De manière générale, outre la remise en question de certaines dépenses fiscales, au premier rang desquelles le CICE, il nous semble pertinent de vouloir utiliser l’outil budgétaire pour motiver un nouveau comportement des agents économiques. Ainsi, la fiscalité ne résoudra pas la question de la protection de l’environnement et du respect des milieux naturels, mais nous pouvons soutenir des choix budgétaires qui incitent à un comportement plus conforme à l’intérêt commun et à la préservation de la nature comme du monde qui nous entoure.

Une fiscalité rénovée, privilégiant les comportements socialement responsables, associée à des choix économiques et législatifs positifs : voilà ce qui constituerait sans aucun doute la base d’une politique économique plus propice à la réduction des déficits publics et à la maîtrise de la dette.

Une dette qu’il nous faudra sans doute bientôt envisager de régler autrement que par les ressorts habituels. L’examen du projet de loi de finances pour 2015, texte assorti de la création d’un excédent budgétaire totalement artificiel, qui est sans doute l’expression des limites de la loi organique et le résultat des choix opérés par la majorité du Sénat, a montré qu’il faudrait sans doute autre chose que des efforts inutiles, qui se révèlent particulièrement insuffisants, pour résoudre les problèmes de la dette et du déficit.

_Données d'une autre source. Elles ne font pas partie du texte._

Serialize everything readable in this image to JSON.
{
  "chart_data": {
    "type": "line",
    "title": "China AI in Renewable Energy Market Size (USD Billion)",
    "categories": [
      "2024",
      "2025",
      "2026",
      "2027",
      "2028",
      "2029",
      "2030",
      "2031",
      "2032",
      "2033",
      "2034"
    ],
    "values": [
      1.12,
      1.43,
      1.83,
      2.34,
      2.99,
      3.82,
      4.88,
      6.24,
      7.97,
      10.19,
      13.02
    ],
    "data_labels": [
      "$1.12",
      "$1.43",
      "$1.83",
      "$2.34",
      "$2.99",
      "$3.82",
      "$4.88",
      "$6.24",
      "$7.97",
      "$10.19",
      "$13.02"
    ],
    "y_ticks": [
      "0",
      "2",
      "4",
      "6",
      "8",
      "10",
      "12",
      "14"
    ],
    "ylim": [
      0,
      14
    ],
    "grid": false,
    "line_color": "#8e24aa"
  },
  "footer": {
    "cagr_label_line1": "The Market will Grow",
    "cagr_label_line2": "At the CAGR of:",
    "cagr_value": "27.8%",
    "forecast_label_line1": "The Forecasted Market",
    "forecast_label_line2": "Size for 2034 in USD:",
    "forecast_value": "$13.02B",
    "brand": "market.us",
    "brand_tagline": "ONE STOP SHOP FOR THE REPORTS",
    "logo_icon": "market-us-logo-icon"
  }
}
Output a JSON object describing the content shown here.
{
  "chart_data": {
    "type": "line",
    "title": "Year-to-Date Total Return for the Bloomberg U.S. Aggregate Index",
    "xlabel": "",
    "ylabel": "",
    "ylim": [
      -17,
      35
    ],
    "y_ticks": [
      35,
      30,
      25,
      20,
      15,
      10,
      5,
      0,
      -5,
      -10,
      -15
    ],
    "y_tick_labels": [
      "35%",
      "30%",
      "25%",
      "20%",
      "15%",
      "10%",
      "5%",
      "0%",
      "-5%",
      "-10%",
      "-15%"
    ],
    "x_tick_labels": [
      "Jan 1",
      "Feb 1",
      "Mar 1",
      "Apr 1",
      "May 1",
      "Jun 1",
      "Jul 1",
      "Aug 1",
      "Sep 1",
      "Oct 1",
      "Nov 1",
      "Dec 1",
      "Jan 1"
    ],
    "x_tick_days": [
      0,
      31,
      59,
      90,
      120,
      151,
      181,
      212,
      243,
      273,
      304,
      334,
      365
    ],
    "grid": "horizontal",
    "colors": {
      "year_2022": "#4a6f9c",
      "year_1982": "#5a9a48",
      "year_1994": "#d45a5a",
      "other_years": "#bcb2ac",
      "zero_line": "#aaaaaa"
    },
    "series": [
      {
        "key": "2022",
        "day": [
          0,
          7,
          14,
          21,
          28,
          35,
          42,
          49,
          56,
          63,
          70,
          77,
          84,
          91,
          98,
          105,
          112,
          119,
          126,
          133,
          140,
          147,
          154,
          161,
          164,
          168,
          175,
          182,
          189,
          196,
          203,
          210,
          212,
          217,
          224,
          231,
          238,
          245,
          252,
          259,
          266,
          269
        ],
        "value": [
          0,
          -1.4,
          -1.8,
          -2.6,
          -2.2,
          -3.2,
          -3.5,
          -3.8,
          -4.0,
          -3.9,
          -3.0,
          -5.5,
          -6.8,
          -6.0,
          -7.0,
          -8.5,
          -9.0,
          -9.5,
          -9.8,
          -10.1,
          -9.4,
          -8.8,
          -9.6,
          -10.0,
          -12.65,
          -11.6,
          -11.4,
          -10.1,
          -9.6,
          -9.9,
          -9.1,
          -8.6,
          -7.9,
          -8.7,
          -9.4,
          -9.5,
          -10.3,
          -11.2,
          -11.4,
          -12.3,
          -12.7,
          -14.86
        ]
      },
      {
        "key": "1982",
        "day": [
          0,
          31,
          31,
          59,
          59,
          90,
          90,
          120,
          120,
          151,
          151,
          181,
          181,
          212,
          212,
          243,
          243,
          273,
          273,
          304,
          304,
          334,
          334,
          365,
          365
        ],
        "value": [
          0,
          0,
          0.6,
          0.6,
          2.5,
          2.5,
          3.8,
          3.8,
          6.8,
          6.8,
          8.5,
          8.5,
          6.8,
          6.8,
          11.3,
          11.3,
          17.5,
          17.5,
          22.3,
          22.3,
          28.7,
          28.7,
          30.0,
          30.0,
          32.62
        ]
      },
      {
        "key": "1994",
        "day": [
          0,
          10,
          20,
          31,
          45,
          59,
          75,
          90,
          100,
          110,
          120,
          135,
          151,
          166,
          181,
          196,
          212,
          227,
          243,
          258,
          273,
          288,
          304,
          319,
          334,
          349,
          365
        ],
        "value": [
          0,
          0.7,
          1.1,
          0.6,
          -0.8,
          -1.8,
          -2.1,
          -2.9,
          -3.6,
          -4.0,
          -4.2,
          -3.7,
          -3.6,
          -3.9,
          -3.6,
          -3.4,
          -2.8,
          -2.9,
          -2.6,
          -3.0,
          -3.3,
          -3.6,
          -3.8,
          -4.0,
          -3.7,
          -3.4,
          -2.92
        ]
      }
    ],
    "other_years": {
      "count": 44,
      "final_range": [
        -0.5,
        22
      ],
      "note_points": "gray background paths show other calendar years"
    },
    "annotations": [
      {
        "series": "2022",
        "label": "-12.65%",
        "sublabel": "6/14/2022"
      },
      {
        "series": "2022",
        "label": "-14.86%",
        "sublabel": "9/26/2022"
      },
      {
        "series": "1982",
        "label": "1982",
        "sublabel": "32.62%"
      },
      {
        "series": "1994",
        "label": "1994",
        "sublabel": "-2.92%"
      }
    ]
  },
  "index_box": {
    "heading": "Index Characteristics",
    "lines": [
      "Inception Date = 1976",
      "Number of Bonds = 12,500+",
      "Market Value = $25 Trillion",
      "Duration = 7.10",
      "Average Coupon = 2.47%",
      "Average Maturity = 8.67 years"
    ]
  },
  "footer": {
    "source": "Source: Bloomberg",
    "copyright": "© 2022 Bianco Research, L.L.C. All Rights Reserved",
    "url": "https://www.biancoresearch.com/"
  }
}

C’est donc bien vers une amélioration des recettes, une réelle inflexion des choix des agents économiques, un renforcement des droits réels des travailleurs salariés et un soutien à l’action aux collectivités locales que nous devons aller.

Ces orientations, associées à des interventions de la Banque centrale européenne, qui devrait envisager un plan de refinancement de la dette souveraine des États, permettront une croissance nouvelle.

Ce n’est pas cette voie que choisit le Gouvernement dans ce projet de loi de finances rectificative, texte que vous avez largement contribué, monsieur le secrétaire d’État, à faire grossir. Et ce n’est pas non plus celle que propose le rapporteur général, au nom de la majorité de la commission des finances.

Par ailleurs, le temps qui nous est imparti pour examiner l’ensemble des amendements soulève des questions, d’autant qu’aucune analyse d’impact n’est à notre disposition pour les apprécier.

Dans ces conditions, nous ne pourrons, sauf modification significative, adopter le présent projet de loi de finances rectificative.